I produced a suppressor primer in October of 2017. There is no such thing as a “silencer.” Firearm suppressors are devices that reduce the report of firearms to levels that will not cause permanent hearing damage. The depiction of such devices in fiction—movie and otherwise—is almost always fanciful. A suppressed gunshot is clearly recognizable as a gunshot. It just doesn’t destroy the hearing of the shooter. As the law has stood since 1934, they are treated exactly like automatic weapons:
‘A petition must be submitted to the Bureau of Alcohol, Tobacco, Firearms, and Explosives (ATF) with two copies of ATF Form 4, TF Form 5330.20 filled out for certification from a local chief law enforcement officer. It additionally includes obtaining two copies of fingerprints and mailing them all in with a $200 check. The approved form then will not come back for another nine to 12 months.’
There are other requirements as well. Like automatic arms, one can’t take a suppressor out of state without prior written authorization from the federal government.
The suppressor bill, S 202 was introduced by Senators Mike Lee (R-UT), Ted Cruz (R-TX), John Cornyn (R-TX), Rand Paul (R-KY), James Risch (R-ID), and Mike Crapo (R-ID), seeks to rescind those crazy requirements and treat suppressors as a regular accessory. The bill has been referred to the Senate Committee on Finance but has little chance of getting the sixty votes necessary to pass the Senate as Democrats are not big believers in the 2nd Amendment.

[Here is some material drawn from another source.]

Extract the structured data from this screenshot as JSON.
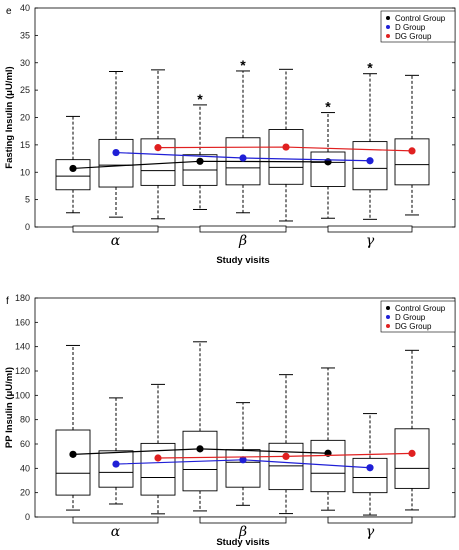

The same measure was introduced during the first two years of the Trump Administration when Republicans controlled the Congress, but Then Speaker Paul Ryan and Senate Majority Leader Mitch McConnell would never let the measure come up for a vote, ostensibly saving it for the “right time.”
Apparently, the “right time” is now, when Democrats control the House and there is no chance this, or any other pro-liberty/gun measure, will pass. Despite there being no public safety downside to this legislation, and a substantial public health benefit, Democrats will oppose it because they reflexively oppose anything that would fully vindicate the Second Amendment, and many delight in harming God and gun clinging deplorables in every way possible.
The more things change, the more they stay the same, certainly on the federal level.
Pre-Posting Update: SD Governor Kristi Noem has signed the constitutional carry legislation into law, making SD the 14th Constitutional Carry State.